Kindly show me a better way to do it

Steven D'Aprano steve at REMOVE-THIS-cybersource.com.au
Sun May 9 02:17:07 EDT 2010


On Sat, 08 May 2010 14:06:33 -0700, Oltmans wrote:

> On May 9, 1:53 am, superpollo <ute... at esempio.net> wrote:
> 
>> add = lambda a,b: a+b
>> for i in reduce(add,a):
>>      print i
> 
> This is very neat. Thank you. Sounds like magic to me. Can you please
> explain how does that work? Many thanks again.

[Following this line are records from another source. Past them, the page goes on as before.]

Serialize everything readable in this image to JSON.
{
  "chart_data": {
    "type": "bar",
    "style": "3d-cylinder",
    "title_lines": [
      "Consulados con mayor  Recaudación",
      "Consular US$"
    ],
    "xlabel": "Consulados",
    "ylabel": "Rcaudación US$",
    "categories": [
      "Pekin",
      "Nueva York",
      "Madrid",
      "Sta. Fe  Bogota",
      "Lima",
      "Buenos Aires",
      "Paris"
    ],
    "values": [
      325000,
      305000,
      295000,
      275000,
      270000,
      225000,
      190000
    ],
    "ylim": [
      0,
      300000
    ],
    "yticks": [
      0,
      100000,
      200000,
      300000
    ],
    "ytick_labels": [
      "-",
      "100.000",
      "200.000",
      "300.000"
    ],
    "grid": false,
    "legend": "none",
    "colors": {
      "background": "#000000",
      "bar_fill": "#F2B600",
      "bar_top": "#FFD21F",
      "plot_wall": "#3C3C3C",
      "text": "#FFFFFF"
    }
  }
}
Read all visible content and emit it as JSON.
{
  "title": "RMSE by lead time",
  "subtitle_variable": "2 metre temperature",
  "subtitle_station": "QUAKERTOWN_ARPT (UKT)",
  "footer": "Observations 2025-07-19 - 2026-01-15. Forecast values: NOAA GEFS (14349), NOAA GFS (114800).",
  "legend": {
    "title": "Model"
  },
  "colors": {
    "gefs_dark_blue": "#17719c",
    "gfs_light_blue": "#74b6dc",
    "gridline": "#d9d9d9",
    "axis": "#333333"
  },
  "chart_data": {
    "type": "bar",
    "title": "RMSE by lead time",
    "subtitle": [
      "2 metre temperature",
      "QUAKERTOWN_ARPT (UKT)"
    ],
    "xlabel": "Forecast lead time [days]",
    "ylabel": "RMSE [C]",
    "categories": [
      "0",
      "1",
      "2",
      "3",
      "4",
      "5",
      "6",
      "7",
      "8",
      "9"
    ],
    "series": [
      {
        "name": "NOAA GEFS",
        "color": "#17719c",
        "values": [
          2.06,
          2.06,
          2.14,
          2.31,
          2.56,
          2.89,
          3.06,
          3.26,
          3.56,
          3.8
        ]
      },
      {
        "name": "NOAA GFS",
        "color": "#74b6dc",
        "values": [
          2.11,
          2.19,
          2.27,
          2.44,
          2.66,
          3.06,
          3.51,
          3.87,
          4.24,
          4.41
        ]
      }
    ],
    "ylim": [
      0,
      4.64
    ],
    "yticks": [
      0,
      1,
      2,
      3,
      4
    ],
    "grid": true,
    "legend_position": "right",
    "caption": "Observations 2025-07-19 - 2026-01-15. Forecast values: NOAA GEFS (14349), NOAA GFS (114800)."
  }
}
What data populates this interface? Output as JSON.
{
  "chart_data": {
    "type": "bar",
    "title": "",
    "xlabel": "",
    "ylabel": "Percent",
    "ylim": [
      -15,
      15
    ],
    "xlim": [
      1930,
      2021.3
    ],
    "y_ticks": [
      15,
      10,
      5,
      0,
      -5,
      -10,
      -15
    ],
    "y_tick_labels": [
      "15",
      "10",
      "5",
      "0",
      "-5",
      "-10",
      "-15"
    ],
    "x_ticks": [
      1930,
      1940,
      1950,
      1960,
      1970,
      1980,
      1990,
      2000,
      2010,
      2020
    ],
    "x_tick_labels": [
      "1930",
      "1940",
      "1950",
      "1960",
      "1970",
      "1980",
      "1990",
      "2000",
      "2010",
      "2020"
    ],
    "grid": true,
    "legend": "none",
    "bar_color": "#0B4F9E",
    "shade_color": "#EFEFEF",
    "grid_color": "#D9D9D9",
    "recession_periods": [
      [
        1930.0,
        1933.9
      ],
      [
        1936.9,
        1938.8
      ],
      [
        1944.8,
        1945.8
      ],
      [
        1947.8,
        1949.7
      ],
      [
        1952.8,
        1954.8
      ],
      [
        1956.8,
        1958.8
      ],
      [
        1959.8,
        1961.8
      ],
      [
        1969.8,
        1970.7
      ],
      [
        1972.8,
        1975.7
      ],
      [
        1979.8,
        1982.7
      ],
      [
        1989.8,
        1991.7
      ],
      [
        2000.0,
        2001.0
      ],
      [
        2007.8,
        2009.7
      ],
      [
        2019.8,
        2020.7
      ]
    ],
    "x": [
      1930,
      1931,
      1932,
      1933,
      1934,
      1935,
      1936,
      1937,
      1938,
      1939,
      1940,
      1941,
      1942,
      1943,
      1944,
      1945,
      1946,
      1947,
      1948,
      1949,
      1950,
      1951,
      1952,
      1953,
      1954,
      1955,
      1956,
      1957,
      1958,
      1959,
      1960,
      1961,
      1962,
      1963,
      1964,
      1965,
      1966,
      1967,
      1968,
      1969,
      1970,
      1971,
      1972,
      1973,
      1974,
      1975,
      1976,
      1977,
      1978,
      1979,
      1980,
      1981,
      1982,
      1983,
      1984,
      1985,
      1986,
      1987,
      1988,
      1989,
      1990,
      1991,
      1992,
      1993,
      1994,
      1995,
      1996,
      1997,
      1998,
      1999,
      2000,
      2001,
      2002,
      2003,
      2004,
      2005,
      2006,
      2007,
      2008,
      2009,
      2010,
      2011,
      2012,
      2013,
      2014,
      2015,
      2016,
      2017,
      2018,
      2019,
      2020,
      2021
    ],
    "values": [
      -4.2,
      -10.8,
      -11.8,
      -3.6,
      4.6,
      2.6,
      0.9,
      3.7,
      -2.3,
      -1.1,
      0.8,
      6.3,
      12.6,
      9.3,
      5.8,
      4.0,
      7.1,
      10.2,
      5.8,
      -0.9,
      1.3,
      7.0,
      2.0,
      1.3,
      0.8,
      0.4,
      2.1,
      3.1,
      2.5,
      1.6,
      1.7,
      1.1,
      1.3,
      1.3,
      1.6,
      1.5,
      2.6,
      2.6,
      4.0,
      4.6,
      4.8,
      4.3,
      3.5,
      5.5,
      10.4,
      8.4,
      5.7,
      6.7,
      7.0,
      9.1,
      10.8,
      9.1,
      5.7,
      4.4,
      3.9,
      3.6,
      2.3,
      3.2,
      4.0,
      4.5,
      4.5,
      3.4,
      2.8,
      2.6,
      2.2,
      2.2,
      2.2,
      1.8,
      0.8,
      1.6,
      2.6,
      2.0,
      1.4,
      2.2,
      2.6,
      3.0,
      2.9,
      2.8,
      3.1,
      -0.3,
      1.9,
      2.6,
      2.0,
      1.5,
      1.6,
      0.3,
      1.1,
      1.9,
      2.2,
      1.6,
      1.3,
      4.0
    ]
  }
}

Don't use this except for small lists, it is very inefficient and will be 
slow for large lists. It is a Shlemiel The Painter algorithm:

http://www.joelonsoftware.com/articles/fog0000000319.html


The most idiomatic solution is a simple, straightforward nested iteration:

for sublist in a:
    for item in sublist:
        do_something_with(item)

Say that there are 10 sublists with 10 items each. Then nested iteration 
will iterate 100 times in total. The solution with reduce will iterate:

10+10  # add the first sublist and the second sublist
20+10  # add the third sublist
30+10  # add the fourth sublist
40+10  # and so on... 
50+10
60+10
70+10
80+10
90+10  # add the last sublist
100  # and now iterate over the combined list

or 640 times in total.  If there are 100 sublists of 10 items each, the 
performance is even worse: 51,490 for the reduce solution, versus 1000 
for the nested iteration.

Admittedly those iterations will be in fast C code instead of slow Python 
code, which is why you might not notice the difference at first, but 
you're still doing a lot of unnecessary work which takes time. How much 
time? Python makes it easy to find out.

>>> from timeit import Timer
>>> setup = "data = [range(10) for i in range(10)]"
>>> t1 = Timer("""for sublist in data:
...     for item in sublist:
...             pass""", setup)
>>> t2 = Timer("""for item in reduce(lambda x,y: x+y, data):
...     pass""", setup)
>>>
>>> min(t1.repeat(number=100000))
0.94107985496520996
>>> min(t2.repeat(number=100000))
1.7509880065917969

So for ten sublists of ten items each, the solution using reduce is 
nearly twice as slow as the nested iteration. If we make the number of 
lists ten times larger, the nested for-loop solution takes ten times 
longer, as you would expect:

>>> setup = "data = [range(10) for i in range(100)]"
>>> t1 = Timer("""for sublist in data:
...     for item in sublist:
...             pass""", setup)
>>> min(t1.repeat(number=100000))
10.349304914474487


But the reduce solution slows down by a factor of thirty-two rather than 
ten:

>>> t2 = Timer("""for item in reduce(lambda x,y: x+y, data):
...     pass""", setup)
>>> min(t2.repeat(number=100000))
58.116463184356689


If we were to increase the number of sublists further, the reduce 
solution will perform even more badly.